The Racial Dimension of the Memes
While much of the online commentary initially framed the incident as light-hearted, Erivo argued the humour carried a sharper edge. She pointed specifically to jokes about her physique, her shaved head, and the assumption that she must be playing a protective or controlling role relative to Grande. 'I think that we haven't really come to terms with the insidious nature of how we view Black women,' she said. 'It was my physique; it was my shape; it was the fact that I was bald, it was about what I looked like.' She added: 'I would hazard a guess that it would not have been the same had it been the other way around.' The memes and TikTok videos widely cast Erivo as Grande's unofficial bodyguard — a framing Erivo says was shaped by racial and physical stereotyping.
The Gruelling Awards Season
Wicked: For Good was ultimately shut out by the Academy across all categories, according to Variety.
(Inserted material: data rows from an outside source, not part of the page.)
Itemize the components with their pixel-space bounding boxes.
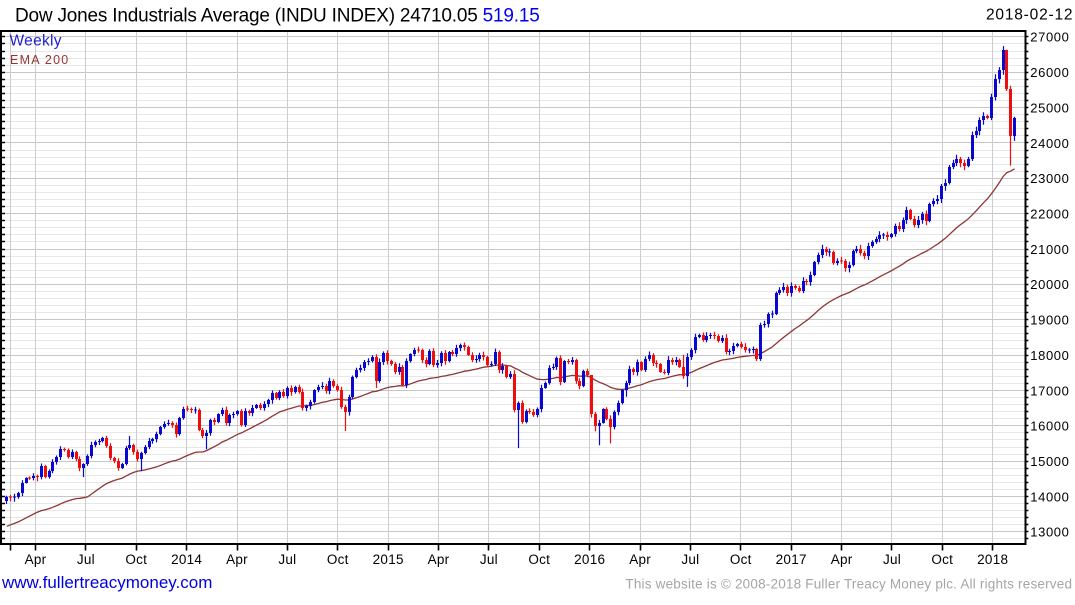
svg-text:2014: 2014 xyxy=(171,552,202,567)
svg-text:Jul: Jul xyxy=(278,552,296,567)
svg-text:Oct: Oct xyxy=(528,552,550,567)
svg-text:2018-02-12: 2018-02-12 xyxy=(986,7,1073,24)
svg-text:22000: 22000 xyxy=(1030,207,1069,222)
svg-text:Oct: Oct xyxy=(327,552,349,567)
svg-text:2018: 2018 xyxy=(977,552,1008,567)
svg-text:www.fullertreacymoney.com: www.fullertreacymoney.com xyxy=(1,573,212,592)
svg-text:19000: 19000 xyxy=(1030,313,1069,328)
svg-text:2015: 2015 xyxy=(373,552,404,567)
svg-text:18000: 18000 xyxy=(1030,348,1069,363)
svg-text:Dow Jones Industrials Average: Dow Jones Industrials Average (INDU INDE… xyxy=(15,6,540,27)
svg-text:This website is © 2008-2018 Fu: This website is © 2008-2018 Fuller Treac… xyxy=(625,577,1072,592)
svg-text:25000: 25000 xyxy=(1030,100,1069,115)
svg-text:16000: 16000 xyxy=(1030,419,1069,434)
svg-text:Jul: Jul xyxy=(480,552,498,567)
svg-text:15000: 15000 xyxy=(1030,454,1069,469)
svg-text:24000: 24000 xyxy=(1030,136,1069,151)
svg-text:Jul: Jul xyxy=(77,552,95,567)
svg-text:Apr: Apr xyxy=(629,552,651,567)
svg-text:Apr: Apr xyxy=(428,552,450,567)
svg-text:27000: 27000 xyxy=(1030,30,1069,45)
svg-text:20000: 20000 xyxy=(1030,277,1069,292)
svg-text:EMA 200: EMA 200 xyxy=(10,53,69,67)
svg-text:Apr: Apr xyxy=(226,552,248,567)
svg-text:Weekly: Weekly xyxy=(10,33,62,50)
svg-text:Oct: Oct xyxy=(125,552,147,567)
svg-text:Oct: Oct xyxy=(730,552,752,567)
svg-text:Apr: Apr xyxy=(831,552,853,567)
svg-text:26000: 26000 xyxy=(1030,65,1069,80)
svg-text:Jul: Jul xyxy=(883,552,901,567)
svg-text:13000: 13000 xyxy=(1030,525,1069,540)
svg-text:2016: 2016 xyxy=(574,552,605,567)
svg-text:14000: 14000 xyxy=(1030,489,1069,504)
svg-text:23000: 23000 xyxy=(1030,171,1069,186)
svg-text:21000: 21000 xyxy=(1030,242,1069,257)
svg-text:Oct: Oct xyxy=(931,552,953,567)
svg-text:17000: 17000 xyxy=(1030,383,1069,398)
svg-text:Jul: Jul xyxy=(681,552,699,567)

Erivo reflected on the toll of a lengthy Oscars campaign, noting that the post-Covid shift to a mid-March ceremony has stretched the window considerably. 'If it was a shorter stint of time, there is less potential for things to turn sour, and also there's more energy to keep it going,' she said. The extended campaign, she suggested, leaves performers more exposed to the kind of sustained social media scrutiny that amplified the meme cycle around her.
Life After Wicked
As awards season wound down, Erivo moved straight into rehearsals for Dracula on the West End — a return to the stage she described as a grounding experience. 'I guess it's like a reemerging again, putting my feet back on the ground again,' she said. 'Because Wicked was its own storm in a teacup. It took over everything and, beautifully, changed my life.' Given that her character Elphaba survives the events of the film, speculation about a potential third instalment in the franchise has already begun circulating.